Author’s Reply: We strongly agree with the reviewers comment regarding the importance of psychological support and agree that ketamine is no replacement for this. We have added “Given these important limitations, despite our promising results, we believe that ketamine should not be considered a replacement for conventional treatment and psychological support. Indeed, the importance of psychological interventions in advanced cancer, palliative care and near the end of life is strongly emphasized as a vital part of cancer care [4].”

How does ketamine compare to psilocybin for this? Would be good to review this in literature.

Author’s Reply: We have added this reference and sentence “Of note, our results were comparable to the very large effect sizes observed with psilocybin-assisted therapy for depression and anxiety in cancer, palliative and end of life populations [42].”

Reviewer 2 Report

I went through the manuscript two times and I did not find any crucial errors, minor editorial ones:

1. Please edit your affiliations, if you come from the same unit then you don't have to use a separate affiliations for each author.

2. I am not sure if MDPI allows "simple summaries" in their journals, therefore, you might want to just erase it, however it is entirely up to the editors.

3. Lines 74-75 - ketamine is not well estabilished to use in depression, the correction here is a must. What your probably meant was esketamine (Spravato by Janssen), which is registered to use in drug resistant MDD treatment. Racemic ketamine is used, but it is used off label and as far as I know it isn't registered for depression treatment anywhere in the world. This actually is beneficial for you, makes your CT way more important.

I don't have any more comments. The methodology applied is sufficient, the discussion is well prepared and in general, this is really good manuscript that deserves quick publication.

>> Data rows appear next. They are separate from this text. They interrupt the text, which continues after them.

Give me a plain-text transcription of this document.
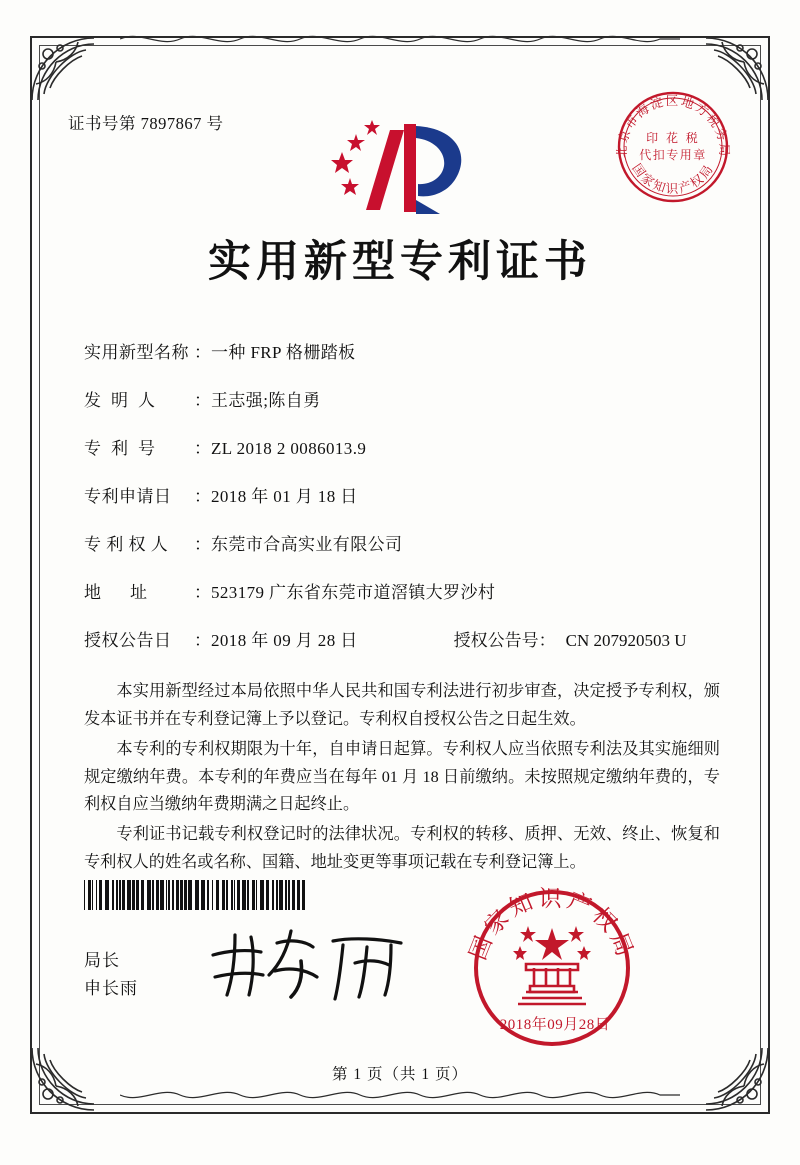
证书号第 7897867 号
北京市海淀区地方税务局
国家知识产权局
印 花 税
代扣专用章
实用新型专利证书
实用新型名称 ： 一种 FRP 格栅踏板
发  明  人	： 王志强;陈自勇
专  利  号	： ZL 2018 2 0086013.9
专利申请日	： 2018 年 01 月 18 日
专 利 权 人	： 东莞市合高实业有限公司
地      址	： 523179 广东省东莞市道滘镇大罗沙村
授权公告日	： 2018 年 09 月 28 日	授权公告号 ： CN 207920503 U

本实用新型经过本局依照中华人民共和国专利法进行初步审查，决定授予专利权，颁发本证书并在专利登记簿上予以登记。专利权自授权公告之日起生效。

本专利的专利权期限为十年，自申请日起算。专利权人应当依照专利法及其实施细则规定缴纳年费。本专利的年费应当在每年 01 月 18 日前缴纳。未按照规定缴纳年费的，专利权自应当缴纳年费期满之日起终止。

专利证书记载专利权登记时的法律状况。专利权的转移、质押、无效、终止、恢复和专利权人的姓名或名称、国籍、地址变更等事项记载在专利登记簿上。

局长
申长雨
国家知识产权局
2018年09月28日
第 1 页（共 1 页）
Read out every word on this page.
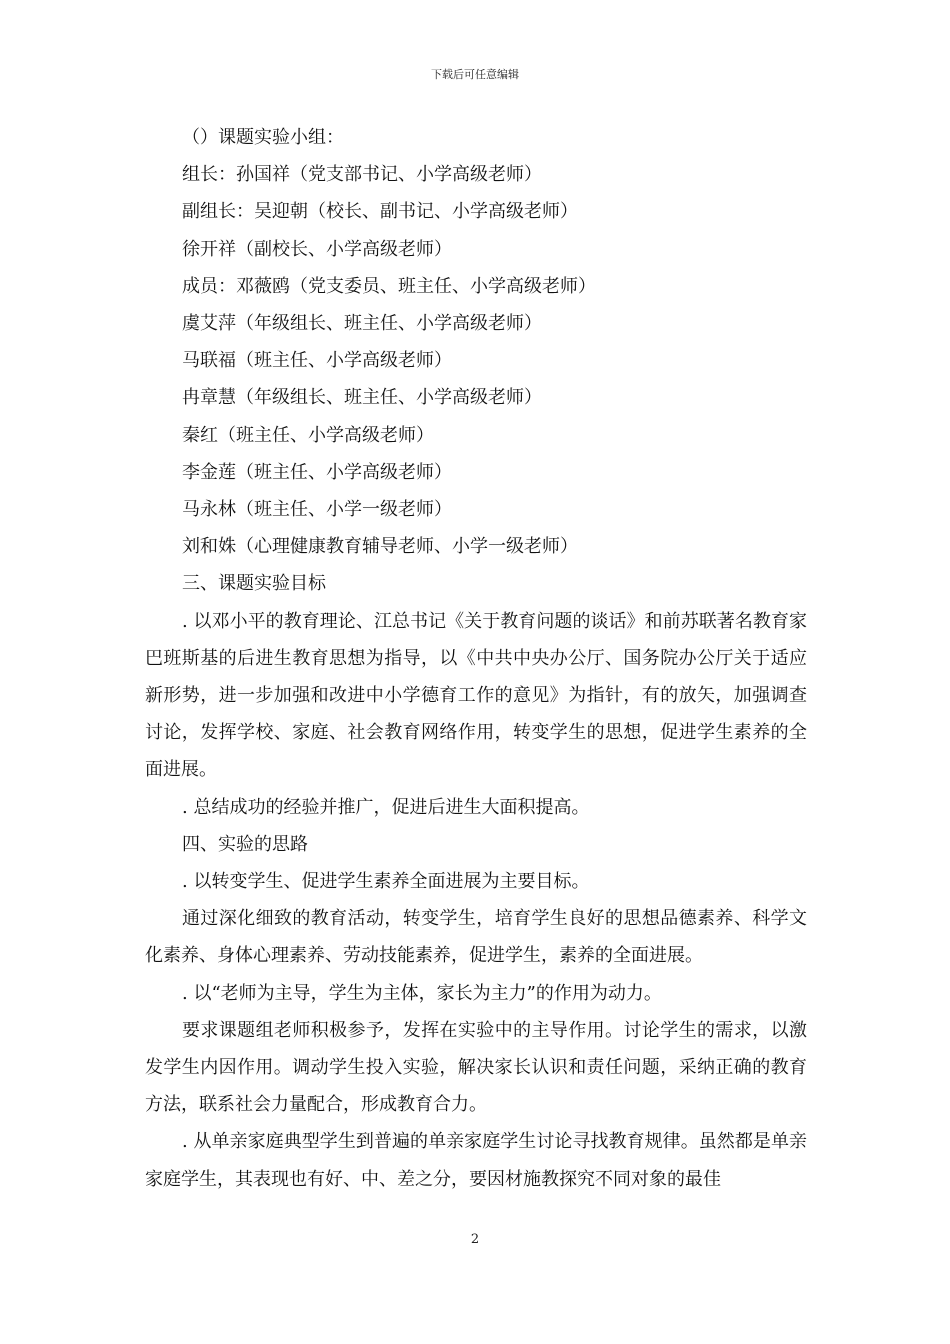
下载后可任意编辑

（）课题实验小组：

组长：孙国祥（党支部书记、小学高级老师）

副组长：吴迎朝（校长、副书记、小学高级老师）

徐开祥（副校长、小学高级老师）

成员：邓薇鸥（党支委员、班主任、小学高级老师）

虞艾萍（年级组长、班主任、小学高级老师）

马联福（班主任、小学高级老师）

冉章慧（年级组长、班主任、小学高级老师）

秦红（班主任、小学高级老师）

李金莲（班主任、小学高级老师）

马永林（班主任、小学一级老师）

刘和姝（心理健康教育辅导老师、小学一级老师）

三、课题实验目标

. 以邓小平的教育理论、江总书记《关于教育问题的谈话》和前苏联著名教育家巴班斯基的后进生教育思想为指导，以《中共中央办公厅、国务院办公厅关于适应新形势，进一步加强和改进中小学德育工作的意见》为指针，有的放矢，加强调查讨论，发挥学校、家庭、社会教育网络作用，转变学生的思想，促进学生素养的全面进展。

. 总结成功的经验并推广，促进后进生大面积提高。

四、实验的思路

. 以转变学生、促进学生素养全面进展为主要目标。

通过深化细致的教育活动，转变学生，培育学生良好的思想品德素养、科学文化素养、身体心理素养、劳动技能素养，促进学生，素养的全面进展。

. 以“老师为主导，学生为主体，家长为主力”的作用为动力。

要求课题组老师积极参予，发挥在实验中的主导作用。讨论学生的需求，以激发学生内因作用。调动学生投入实验，解决家长认识和责任问题，采纳正确的教育方法，联系社会力量配合，形成教育合力。

. 从单亲家庭典型学生到普遍的单亲家庭学生讨论寻找教育规律。虽然都是单亲家庭学生，其表现也有好、中、差之分，要因材施教探究不同对象的最佳

2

PS. As a psychiatrist myself, I like your study very much. Congratulations:)

Author Response

Thank you for your review of our paper. We have made the suggested changes and believe it is a stronger paper now. Please find our itemized response herein. 

Reviewer 2:

I went through the manuscript two times and I did not find any crucial errors, minor editorial ones:

1. Please edit your affiliations, if you come from the same unit then you don't have to use a separate affiliations for each author.
2. I am not sure if MDPI allows "simple summaries" in their journals, therefore, you might want to just erase it, however it is entirely up to the editors.

Author’s Reply: We believe this is the MDPI formatting requirements but are happy to change if needed based on editorial direction.

3. Lines 74-75 - ketamine is not well established to use in depression, the correction here is a must. What your probably meant was esketamine (Spravato by Janssen), which is registered to use in drug resistant MDD treatment. Racemic ketamine is used, but it is used off label and as far as I know it isn't registered for depression treatment anywhere in the world. This actually is beneficial for you, makes your CT way more important.

Author’s Reply: Thank you for this important point. We have updated accordingly. We have reworded to say “extensively studied” rather than “well established.” We have also added “Of note, racemic ketamine is an off-label treatment for MDD, while esketamine nasal spray is FDA-approved as an add-on treatment for treatment resistant MDD.” Importantly, while racemic ketamine has not been approved for depression, it has still been extensively studied with >20 positive RCTs to date (see ref 14 and 27). As such, we believe that saying ‘extensively studied’ is reasonable for racemic ketamine, while acknowledging it is still off label.

I don't have any more comments. The methodology applied is sufficient, the discussion is well prepared and in general, this is really good manuscript that deserves quick publication.

1. As a psychiatrist myself, I like your study very much. Congratulations:)

Author’s Reply: Many thanks for your review and kind words.